I can almost hear the argument to this– “Erin, forcing your kids to eat their vegetables doesn’t necessarily mean that they’ll make bad decisions later in life.” Agreed. But it’s not really about the vegetables here. We (and by “we” I mean most Westernized parents) have taken away our children’s power, and how could that not translate into problems later in life? Problems that most of us are still dealing with in our adult lives – like still not being able to fully own our power or to own our emotions. And could that be (partially at least) because our parents were constantly telling us that we weren’t ever doing the “right” thing? When we are constantly telling our children to “hurry up” or to “stop playing Legos and put on your shoes” or “eat this, not that,” then we are in effect doing just that.

Another argument against this way of parenting is that allowing our children to make all decisions themselves is just an excuse for a very laissez faire style of parenting, one in which parents get off the hook for being parents. But the point isn’t to just “let your kids do whatever they want” but to allow them to experience first-hand what it means to make choices, and then to see the consequences of those choices for themselves. After all, we can tell our kids all day long that eating only marshmallows isn’t healthy, but when they experience it for themselves, and then are able to talk through the consequences (“Gee, my stomach really hurts from only eating marshmallows today”) with a caring and loving parent, then they will have learned infinitely more than by just hearing the words.  Just like in adult life –  think of a boring presentation where someone drones on and on versus a hands-on, experiential learning workshop.

Eventually, my home-schooling friend says, her kids learned that eating only marshmallows wasn’t a great idea, and now they often choose healthy items to eat.  And isn’t that what we want? For them to make the best choice for their own needs and health, even when we’re not around?

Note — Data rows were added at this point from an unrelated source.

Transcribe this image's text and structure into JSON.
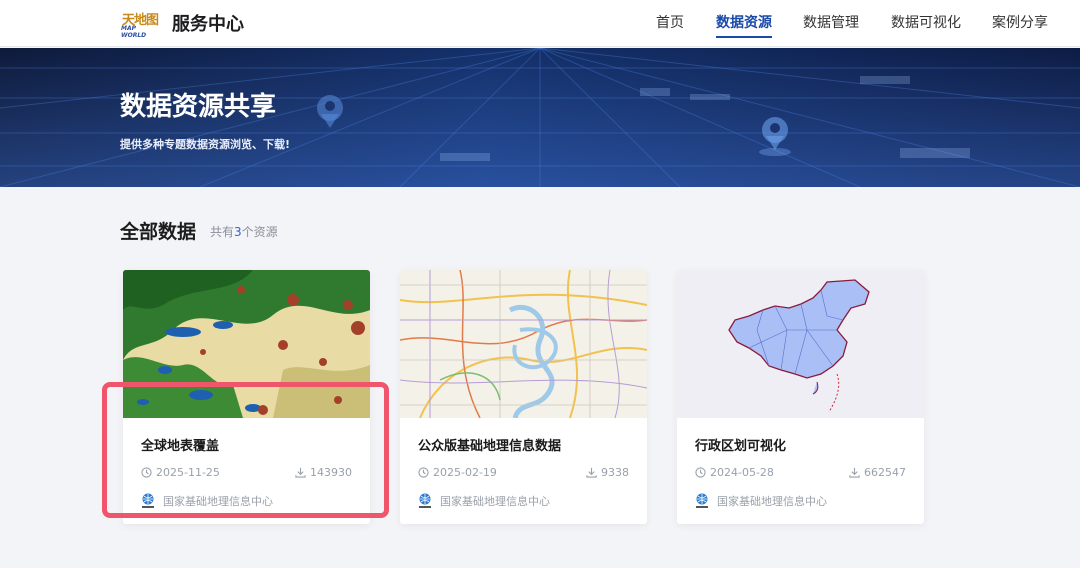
{
  "header": {
    "logo_top": "天地图",
    "logo_bottom": "MAP WORLD",
    "brand": "服务中心",
    "nav": [
      {
        "label": "首页",
        "active": false
      },
      {
        "label": "数据资源",
        "active": true
      },
      {
        "label": "数据管理",
        "active": false
      },
      {
        "label": "数据可视化",
        "active": false
      },
      {
        "label": "案例分享",
        "active": false
      }
    ]
  },
  "banner": {
    "title": "数据资源共享",
    "subtitle": "提供多种专题数据资源浏览、下载!"
  },
  "section": {
    "title": "全部数据",
    "count_prefix": "共有",
    "count": "3",
    "count_suffix": "个资源"
  },
  "cards": [
    {
      "title": "全球地表覆盖",
      "date": "2025-11-25",
      "downloads": "143930",
      "provider": "国家基础地理信息中心",
      "image": "land-cover-map"
    },
    {
      "title": "公众版基础地理信息数据",
      "date": "2025-02-19",
      "downloads": "9338",
      "provider": "国家基础地理信息中心",
      "image": "city-road-map"
    },
    {
      "title": "行政区划可视化",
      "date": "2024-05-28",
      "downloads": "662547",
      "provider": "国家基础地理信息中心",
      "image": "china-admin-map"
    }
  ],
  "colors": {
    "accent": "#1a4ba8",
    "annotation": "#f0566b",
    "muted": "#9aa0aa"
  }
}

Would you tell Arnold at the office to “Come here, now!”

I would like to be in a place where everything that comes out of my mouth to my children is something that I would say to a coworker. I would ask them what they want to do and  I would be respectful of their time and their need to complete something (even if it is something that is, in my mind, “unimportant”). Because who am I to say that the Lego castle isn’t important? Would I expect Arnold from the office to drop everything and walk away from whatever project he was doing, simply because I demanded it of him? Um, probably not.

Does this mean that my kids are now going to be able to eat whatever they want for dinner? Also, probably not.  I’m not quite there yet. But they are going to be able to skip the zucchini if they don’t want to eat it. And maybe then they can have all the Skittles they want…for dessert.

Wishing you all a little more compassion towards yourself and your children today. (And if I come to your house to dinner, please don’t make me eat any onions!)